The architecture was built to be extendable: new document types and labels can be added without rebuilding the pipeline, so Dynamo can expand coverage as new use cases come up.

## `04` The Results

### From a classification bottleneck to 95% accuracy in six weeks

Provectus delivered a production-ready model in under six weeks from project kickoff. On Dynamo's test dataset, the model classified 95% of documents correctly, clearing the 85% target by 10 points.

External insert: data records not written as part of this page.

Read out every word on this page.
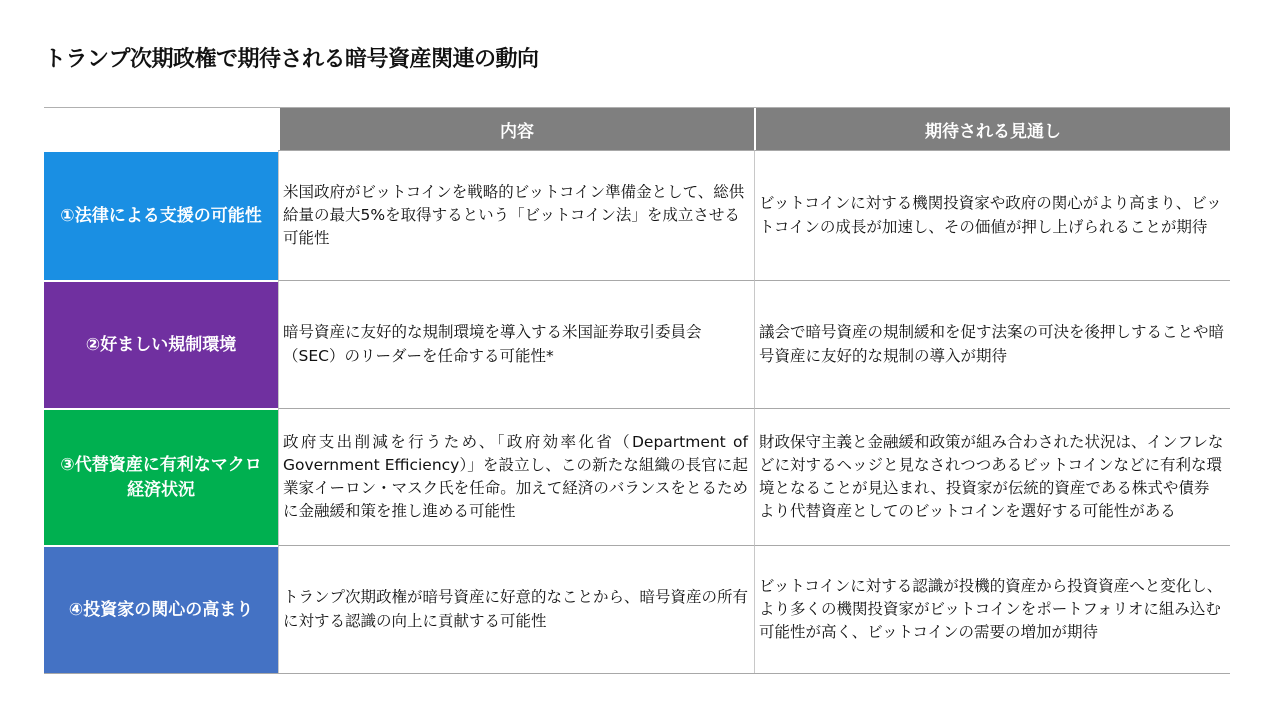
トランプ次期政権で期待される暗号資産関連の動向
内容	期待される見通し
①法律による支援の可能性
米国政府がビットコインを戦略的ビットコイン準備金として、総供給量の最大5%を取得するという「ビットコイン法」を成立させる可能性
ビットコインに対する機関投資家や政府の関心がより高まり、ビットコインの成長が加速し、その価値が押し上げられることが期待
②好ましい規制環境
暗号資産に友好的な規制環境を導入する米国証券取引委員会（SEC）のリーダーを任命する可能性*
議会で暗号資産の規制緩和を促す法案の可決を後押しすることや暗号資産に友好的な規制の導入が期待
③代替資産に有利なマクロ経済状況
政府支出削減を行うため、「政府効率化省（Department of Government Efficiency）」を設立し、この新たな組織の長官に起業家イーロン・マスク氏を任命。加えて経済のバランスをとるために金融緩和策を推し進める可能性
財政保守主義と金融緩和政策が組み合わされた状況は、インフレなどに対するヘッジと見なされつつあるビットコインなどに有利な環境となることが見込まれ、投資家が伝統的資産である株式や債券より代替資産としてのビットコインを選好する可能性がある
④投資家の関心の高まり
トランプ次期政権が暗号資産に好意的なことから、暗号資産の所有に対する認識の向上に貢献する可能性
ビットコインに対する認識が投機的資産から投資資産へと変化し、より多くの機関投資家がビットコインをポートフォリオに組み込む可能性が高く、ビットコインの需要の増加が期待
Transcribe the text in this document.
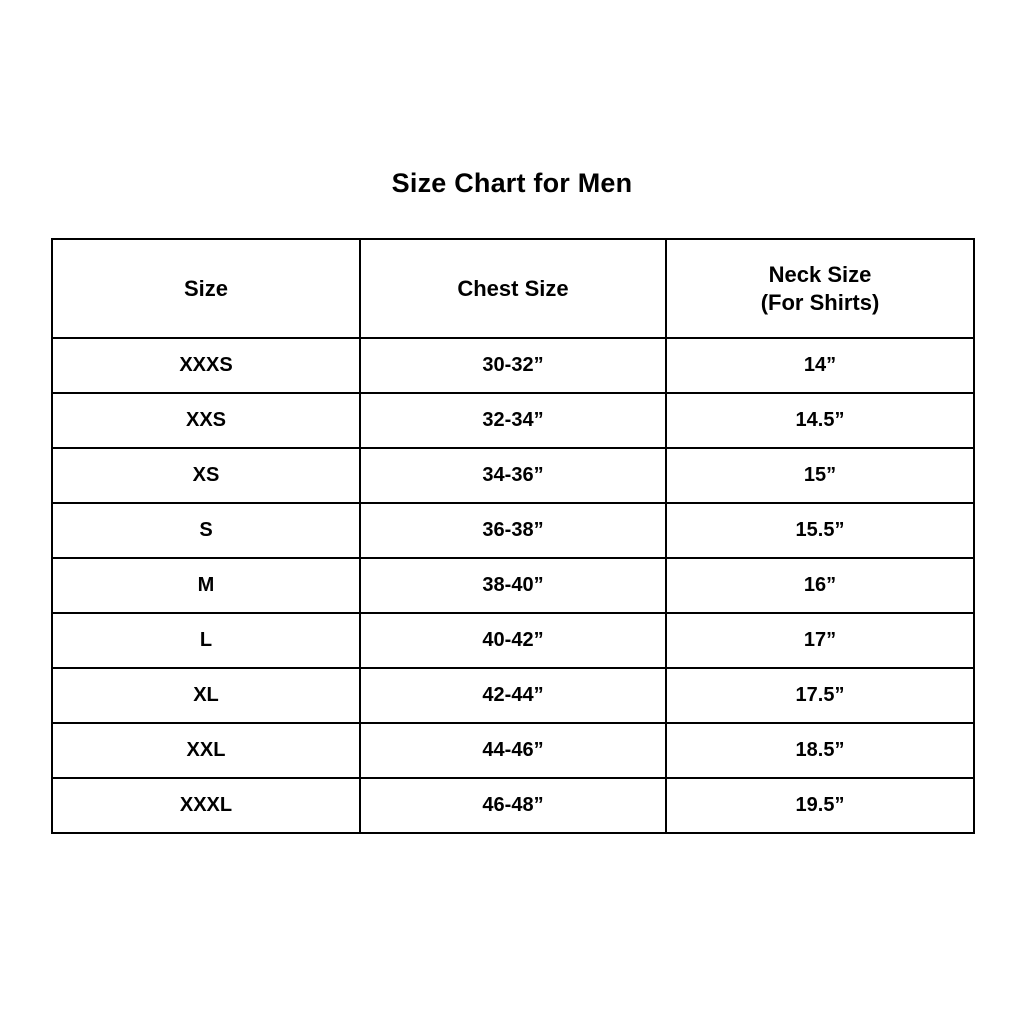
Size Chart for Men
Size	Chest Size	Neck Size
(For Shirts)

XXXS	30-32”	14”
XXS	32-34”	14.5”
XS	34-36”	15”
S	36-38”	15.5”
M	38-40”	16”
L	40-42”	17”
XL	42-44”	17.5”
XXL	44-46”	18.5”
XXXL	46-48”	19.5”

> **95%** · Classification accuracy · 6 weeks from kickoff to production

In production, the model classifies over 90% of incoming investment documents automatically. A capital call arrives via email, gets uploaded, and lands in the right investment record without a human touching it. Fund managers get portfolio data faster. The impact across Dynamo's operations:

- Manual reclassification work dropped; the data team handles exceptions, not the default flow
- Operational cost per document fell as automation replaced manual classification
- Portfolio decision timelines shortened for fund managers waiting on classified documents
- The model's accuracy gave Dynamo's leadership confidence that AI could work at production quality on their data

## `05` What's Next

### A proof point that opened the door to broader AI adoption

The six-week classification project was Dynamo's first production AI deployment, and it changed the internal conversation about what AI could do across the platform. Provectus works closely with Dynamo on AI strategy, identifying additional use cases where AI document intelligence can extend to how fund managers, investors, and service providers use the platform day to day.